An emphasis on fairness could also have repercussions for the traditional law partnership structure. Per Ballod, Millennials are less willing to be part of a hierarchical model—but how or with what that system could be replaced is unclear. One potential answer could be the virtual law firm model, which often finds attorneys geographically dispersed throughout the country, resulting in less importance being placed on titles.

However, this may be one area where Millennial attorneys find their perspective shifting slightly as they move up the ranks. "Once you understand some of things that go into administration and leadership, you are a lot more willing to embrace the hierarchy because there has to be structure. But there's a lot less willingness to take it as a title of royalty or the kind of King God syndrome that I've seen at law firms in the past," Ballod said.

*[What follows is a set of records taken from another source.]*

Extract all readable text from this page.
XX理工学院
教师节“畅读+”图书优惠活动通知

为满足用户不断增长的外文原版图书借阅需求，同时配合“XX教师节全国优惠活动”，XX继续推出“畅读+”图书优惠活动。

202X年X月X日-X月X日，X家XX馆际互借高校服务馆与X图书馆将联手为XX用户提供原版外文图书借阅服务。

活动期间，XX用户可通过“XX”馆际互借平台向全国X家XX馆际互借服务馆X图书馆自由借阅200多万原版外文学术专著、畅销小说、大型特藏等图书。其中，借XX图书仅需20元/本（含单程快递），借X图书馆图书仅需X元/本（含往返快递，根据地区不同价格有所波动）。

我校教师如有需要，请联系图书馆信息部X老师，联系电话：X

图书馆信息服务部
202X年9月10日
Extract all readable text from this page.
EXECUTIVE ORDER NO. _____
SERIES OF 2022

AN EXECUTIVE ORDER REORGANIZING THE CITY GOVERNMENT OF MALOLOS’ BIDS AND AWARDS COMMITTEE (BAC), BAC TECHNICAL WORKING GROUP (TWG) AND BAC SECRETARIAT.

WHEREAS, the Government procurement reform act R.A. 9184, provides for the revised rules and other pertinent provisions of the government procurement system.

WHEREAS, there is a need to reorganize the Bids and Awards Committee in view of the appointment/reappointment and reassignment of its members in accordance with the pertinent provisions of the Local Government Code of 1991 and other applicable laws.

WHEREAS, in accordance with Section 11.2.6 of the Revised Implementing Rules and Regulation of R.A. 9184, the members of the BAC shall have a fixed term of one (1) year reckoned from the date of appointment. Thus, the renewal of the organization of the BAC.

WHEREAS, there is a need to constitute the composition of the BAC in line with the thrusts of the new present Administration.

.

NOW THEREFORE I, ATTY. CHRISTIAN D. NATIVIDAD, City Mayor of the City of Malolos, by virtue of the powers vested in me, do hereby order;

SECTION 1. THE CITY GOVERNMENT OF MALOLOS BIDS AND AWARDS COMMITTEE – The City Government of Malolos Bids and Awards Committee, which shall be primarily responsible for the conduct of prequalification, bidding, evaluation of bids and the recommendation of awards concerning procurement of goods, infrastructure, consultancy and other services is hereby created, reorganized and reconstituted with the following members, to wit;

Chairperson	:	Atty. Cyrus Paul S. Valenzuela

In the interim, savvy firms may have found a way to appease Millennial hires by permitting associates to work more directly with clients. Per Vanto, there was a time when associates would have been relegated to background work while partners handled all of the customer interfacing. 

"Firms have been increasingly more open to exposing associates to clients … I think that's a very healthy development," Vanto said.  

Still, law firms are organisms that thrive on tradition—can Millennials break the chain? Ballod at Lewis Brisbois indicated that while it's hard to generalize attitudes towards certain technologies or practices by generation, Ballod does think that Millennials have some advantages over Boomers or Generation X.

"You don't have any of those stalwarts in the Millennial generation. You don't have anybody who is saying, 'Well, I do it this way because that's the way it's always been done.' I feel there's no willingness to say, 'Well, that's way it's always been done so I'm just going to accept it,'" Ballod said.

However, this is still the legal industry, which tends to run at its own distinct, sometimes meandering, pace. In other words, it will take more than Millennials to reinvent the wheel. "It's a conservative industry and things take time to change. Part of it is driven by the Millennial generation coming and taking leadership positions, and part of it is driven by the client," Vanto said.